I keep trying to feed them, but while there are crows in the neighborhood, they rarely fly near our house. I wonder if someone on the block was mean to them, once.


Do they really have long memories, or are they just jerks, and people who feel guilty about something they've done mistakenly think their behavior is related?

I ask because I've been dive bombed by crows twice in my life while just peacefully walking, and I've never done anything to them. So I know they can be jerks for no reason.


From the article:

  On a slate-gray Sunday morning last month, a man in an ogre mask trudged across the campus of the University of Washington in Seattle. He passed prospective students and their parents, who paused their tour of the school to gawk at this person stalking the grounds looking like an actor in a low-budget Halloween thriller.

  The character in the mask was John Marzluff, a professor who has spent his career studying human-crow interaction. Dr. Marzluff has developed a high regard for the birds’ intelligence. He describes crows as “flying monkeys,” because of their aptitude as well as their large brains relative to their size.

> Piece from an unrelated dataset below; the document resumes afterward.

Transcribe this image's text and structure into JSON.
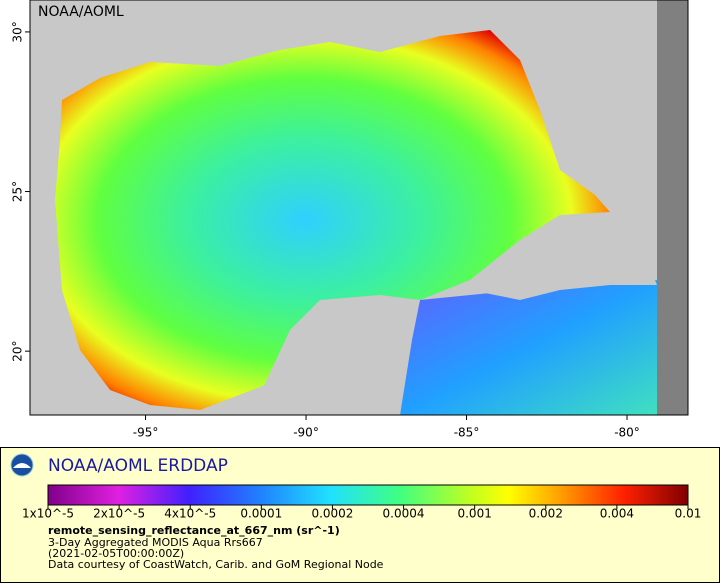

  How long do crows hold a grudge? Dr. Marzluff believes he has now answered the question: around 17 years.

  His estimate is based on an experiment that he began in 2006 on the Washington campus. Dr. Marzluff captured seven crows with a net while wearing that ogre mask. The birds were soon set free, but, Dr. Marzluff says, the episode traumatized the crows and other members of the murder that witnessed it.

 To test how long the campus’s birds would hold onto their grudge, Dr. Marzluff or his research assistants would put on the ogre mask periodically and walk around campus, recording how many crows let out aggressive caws, a sound that experts call scolding. The number of scolding crows crescendoed around seven years into the experiment, when around half the crows he encountered cawed vociferously.

  Over the next decade, according to data Dr. Marzluff has collected but not yet published, the numbers of grudge-holding crows gradually tapered off.

  During his September walk, Dr. Marzluff recorded in his notebook that he had encountered 16 crows. And for the first time since the experiment began, they all ignored him.

  Christian Blum, a cognitive scientist specializing in animal behavior at the University of Vienna, conducted a similar multiyear experiment partly inspired by Dr. Marzluff’s work, using ravens, which are cousins to crows in the corvid family.

  “They are also excellent grudge holders,” Dr. Blum said of ravens.

  In the study, which ran from 2011 to 2015, Dr. Blum and his colleagues wore a mask and carried a dead raven past an aviary filled with live ravens. They then donned a different mask, a control, and walked through without the dead raven.

  Just as in Dr. Marzluff’s experiment, the ravens scolded the “dangerous” mask — even without any dead raven present — with much higher frequency than they did the control. And the scolding lasted for the duration of the experiment, suggesting that ravens’ grudges were also very long lasting.

Thank you for quoting that. I haven't find a way around the Times new wall yet.

I have read stories of crows bringing gifts to people who treated them well, and there is an account in this article of two crows who were fed by a person then guarding that person from an aggressive crow.

The article says they're not great at differentiating between individuals that look similar. They may be dive-bombing you because someone who looks a bit like you once mistreated them.